Deadly violence is not unprecedented on the margins of local homeless camps, where attacks and slayings have occurred in recent years. But few if any of those cases have played out in such gruesome ways, with a vehicle used to maim or kill.
Police investigators determined there had been an argument between Adams and another man, a camp resident, before Adams got in his car and crashed it into the encampment, striking the man and Jones, who may have been just a bystander.
“Mr. Adams drove back onto Roberts Avenue, saw the male and accelerated his vehicle toward them,” Mahurin said.

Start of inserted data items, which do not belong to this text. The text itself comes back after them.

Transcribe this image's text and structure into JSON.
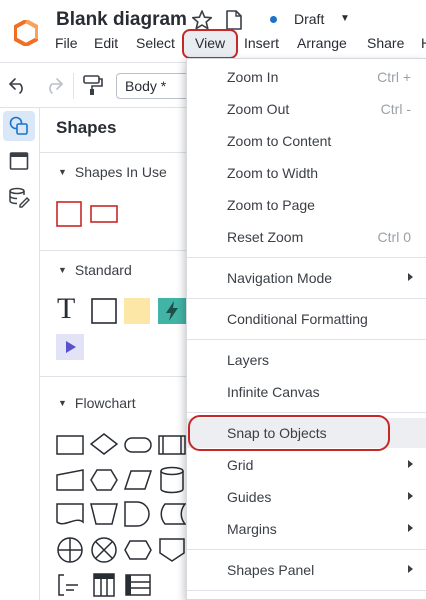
{
  "app": {
    "title": "Blank diagram",
    "status": "Draft",
    "brand_color": "#f26f21",
    "accent_color": "#1a73c9",
    "highlight_outline_color": "#c62828"
  },
  "menubar": {
    "items": [
      {
        "label": "File"
      },
      {
        "label": "Edit"
      },
      {
        "label": "Select"
      },
      {
        "label": "View"
      },
      {
        "label": "Insert"
      },
      {
        "label": "Arrange"
      },
      {
        "label": "Share"
      },
      {
        "label": "H"
      }
    ],
    "active": "View"
  },
  "toolbar": {
    "style_select_value": "Body *",
    "icons": [
      "undo-icon",
      "redo-icon",
      "format-painter-icon"
    ]
  },
  "rail": {
    "icons": [
      "shapes-icon",
      "page-layout-icon",
      "data-linking-icon"
    ]
  },
  "shapes_panel": {
    "title": "Shapes",
    "sections": [
      {
        "label": "Shapes In Use"
      },
      {
        "label": "Standard"
      },
      {
        "label": "Flowchart"
      }
    ],
    "text_shape_glyph": "T"
  },
  "view_menu": {
    "items": [
      {
        "label": "Zoom In",
        "shortcut": "Ctrl +"
      },
      {
        "label": "Zoom Out",
        "shortcut": "Ctrl -"
      },
      {
        "label": "Zoom to Content",
        "shortcut": ""
      },
      {
        "label": "Zoom to Width",
        "shortcut": ""
      },
      {
        "label": "Zoom to Page",
        "shortcut": ""
      },
      {
        "label": "Reset Zoom",
        "shortcut": "Ctrl 0"
      },
      {
        "label": "Navigation Mode",
        "submenu": true
      },
      {
        "label": "Conditional Formatting"
      },
      {
        "label": "Layers"
      },
      {
        "label": "Infinite Canvas"
      },
      {
        "label": "Snap to Objects",
        "highlighted": true
      },
      {
        "label": "Grid",
        "submenu": true
      },
      {
        "label": "Guides",
        "submenu": true
      },
      {
        "label": "Margins",
        "submenu": true
      },
      {
        "label": "Shapes Panel",
        "submenu": true
      }
    ]
  }
}
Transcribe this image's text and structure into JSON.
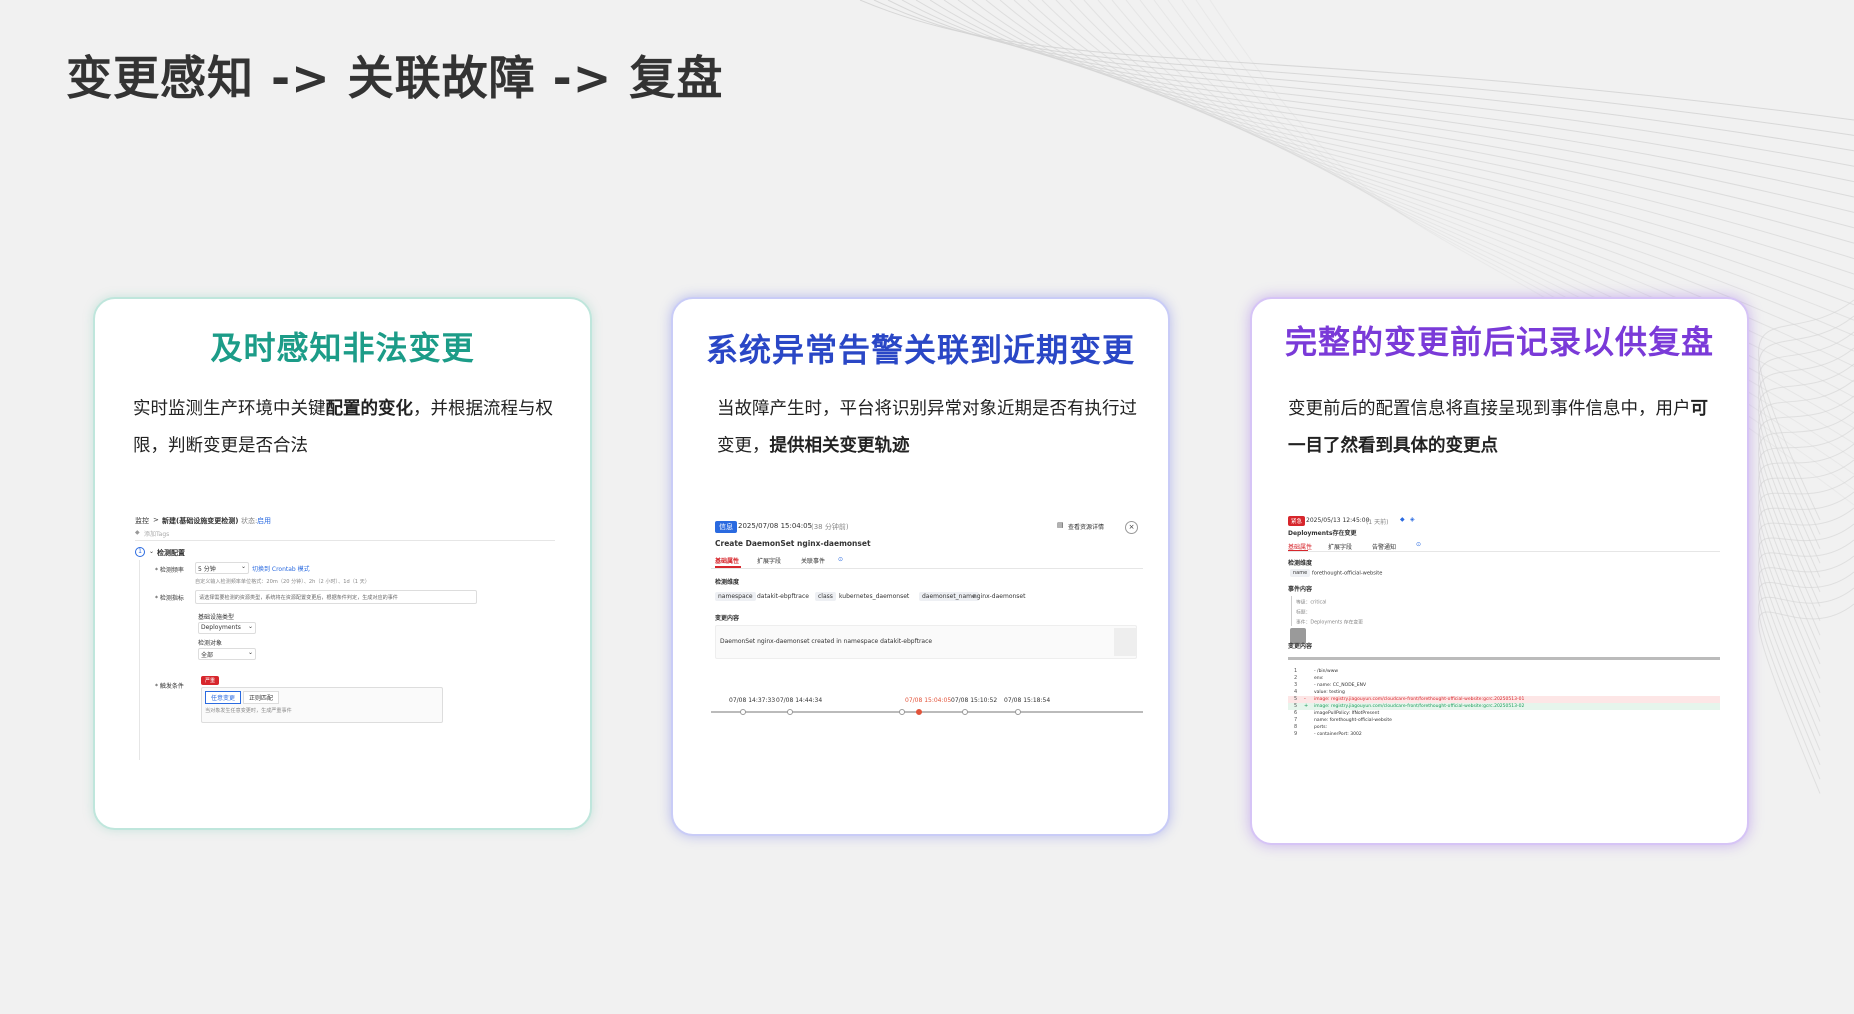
{
  "page": {
    "title": "变更感知 -> 关联故障 -> 复盘"
  },
  "colors": {
    "card1_accent": "#1c9c88",
    "card2_accent": "#2a47c6",
    "card3_accent": "#7a3ad8",
    "alert_red": "#d7262c"
  },
  "cards": [
    {
      "title": "及时感知非法变更",
      "desc_pre": "实时监测生产环境中关键",
      "desc_bold": "配置的变化",
      "desc_post": "，并根据流程与权限，判断变更是否合法",
      "screenshot": {
        "breadcrumb_1": "监控",
        "breadcrumb_sep": ">",
        "breadcrumb_2": "新建(基础设施变更检测)",
        "status_label": "状态:",
        "status_value": "启用",
        "tag_hint": "添加Tags",
        "section": "检测配置",
        "freq_label": "* 检测频率",
        "freq_value": "5 分钟",
        "freq_link": "切换到 Crontab 模式",
        "freq_hint": "自定义输入检测频率单位格式：20m（20 分钟）、2h（2 小时）、1d（1 天）",
        "metric_label": "* 检测指标",
        "metric_value": "请选择需要检测的资源类型，系统将在资源配置变更后，根据条件判定，生成对应的事件",
        "object_type_label": "基础设施类型",
        "object_type_value": "Deployments",
        "object_label": "检测对象",
        "object_value": "全部",
        "trigger_label": "* 触发条件",
        "trigger_badge": "严重",
        "trigger_opt_1": "任意变更",
        "trigger_opt_2": "正则匹配",
        "trigger_hint": "当对象发生任意变更时，生成严重事件"
      }
    },
    {
      "title": "系统异常告警关联到近期变更",
      "desc_pre": "当故障产生时，平台将识别异常对象近期是否有执行过变更，",
      "desc_bold": "提供相关变更轨迹",
      "desc_post": "",
      "screenshot": {
        "level_badge": "信息",
        "time": "2025/07/08 15:04:05",
        "ago": "(38 分钟前)",
        "view_link": "查看资源详情",
        "close": "×",
        "event_title": "Create DaemonSet nginx-daemonset",
        "tabs": [
          "基础属性",
          "扩展字段",
          "关联事件"
        ],
        "dim_title": "检测维度",
        "dims": [
          {
            "key": "namespace",
            "value": "datakit-ebpftrace"
          },
          {
            "key": "class",
            "value": "kubernetes_daemonset"
          },
          {
            "key": "daemonset_name",
            "value": "nginx-daemonset"
          }
        ],
        "content_title": "变更内容",
        "content": "DaemonSet nginx-daemonset created in namespace datakit-ebpftrace",
        "timeline": [
          "07/08 14:37:33",
          "07/08 14:44:34",
          "07/08 15:04:05",
          "07/08 15:10:52",
          "07/08 15:18:54"
        ],
        "timeline_active_index": 2
      }
    },
    {
      "title": "完整的变更前后记录以供复盘",
      "desc_pre": "变更前后的配置信息将直接呈现到事件信息中，用户",
      "desc_bold": "可一目了然看到具体的变更点",
      "desc_post": "",
      "screenshot": {
        "level_badge": "紧急",
        "time": "2025/05/13 12:45:00",
        "ago": "(1 天前)",
        "event_title": "Deployments存在变更",
        "tabs": [
          "基础属性",
          "扩展字段",
          "告警通知"
        ],
        "dim_title": "检测维度",
        "dim_key": "name",
        "dim_value": "forethought-official-website",
        "content_title": "事件内容",
        "content_lines": [
          "等级：critical",
          "标题：",
          "事件：Deployments 存在变更"
        ],
        "change_title": "变更内容",
        "diff": [
          {
            "n": "1",
            "mark": "",
            "text": "- /bin/www"
          },
          {
            "n": "2",
            "mark": "",
            "text": "env:"
          },
          {
            "n": "3",
            "mark": "",
            "text": "- name: CC_NODE_ENV"
          },
          {
            "n": "4",
            "mark": "",
            "text": "value: testing"
          },
          {
            "n": "5",
            "mark": "-",
            "text": "image: registry.jiagouyun.com/cloudcare-front/forethought-official-website:gcrc.20250513-01"
          },
          {
            "n": "5",
            "mark": "+",
            "text": "image: registry.jiagouyun.com/cloudcare-front/forethought-official-website:gcrc.20250513-02"
          },
          {
            "n": "6",
            "mark": "",
            "text": "imagePullPolicy: IfNotPresent"
          },
          {
            "n": "7",
            "mark": "",
            "text": "name: forethought-official-website"
          },
          {
            "n": "8",
            "mark": "",
            "text": "ports:"
          },
          {
            "n": "9",
            "mark": "",
            "text": "- containerPort: 3002"
          }
        ]
      }
    }
  ]
}
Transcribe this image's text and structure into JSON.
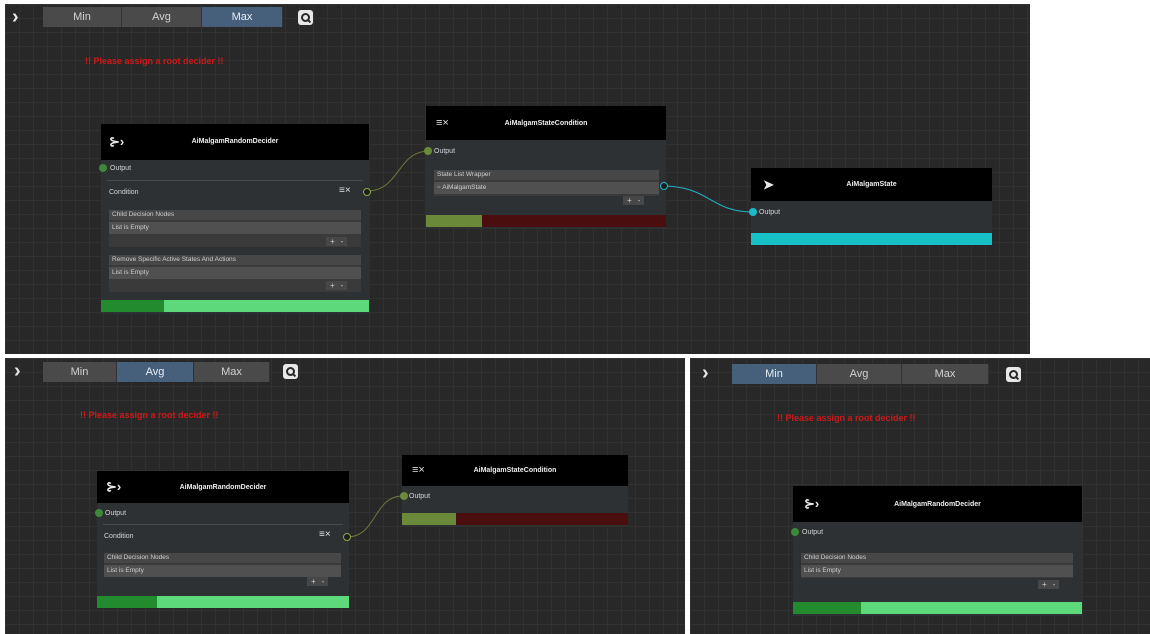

“We're pretty positive he was targeting the male,” he said. “We just can’t rule out whether he was targeting her as well."
Adams was not a resident of the camp, Mahurin said. But he has surfaced in the city’s homeless care network.
Catholic Charities of Santa Rosa had interacted with Adams to provide homeless services as recently as 2015, said Jennielynn Holmes, chief program officer for the nonprofit, the main services provider for Santa Rosa.
He ran afoul of the law not long after, with court records showing three cases in which he was charged and sentenced for felony drug possession for sales, pleading no contest in each.
The other man was not identified by police, though people at the encampment on Wednesday said they believed he had previous involvement in the drug trade.
Mahurin declined to elaborate Wednesday on what investigators suspect may have triggered the argument between Adams and the other man, including the possibility that it could have involved drugs.
Catholic Charities, meanwhile, had been working closely with Jones to help resolve her challenges for the past several years, Holmes said.
“It’s horrible to see these tragedies happen among our unsheltered community, and especially so when there’s a strong relationship,” Holmes said, noting such incidents are likely to increase tension among other people experiencing homelessness.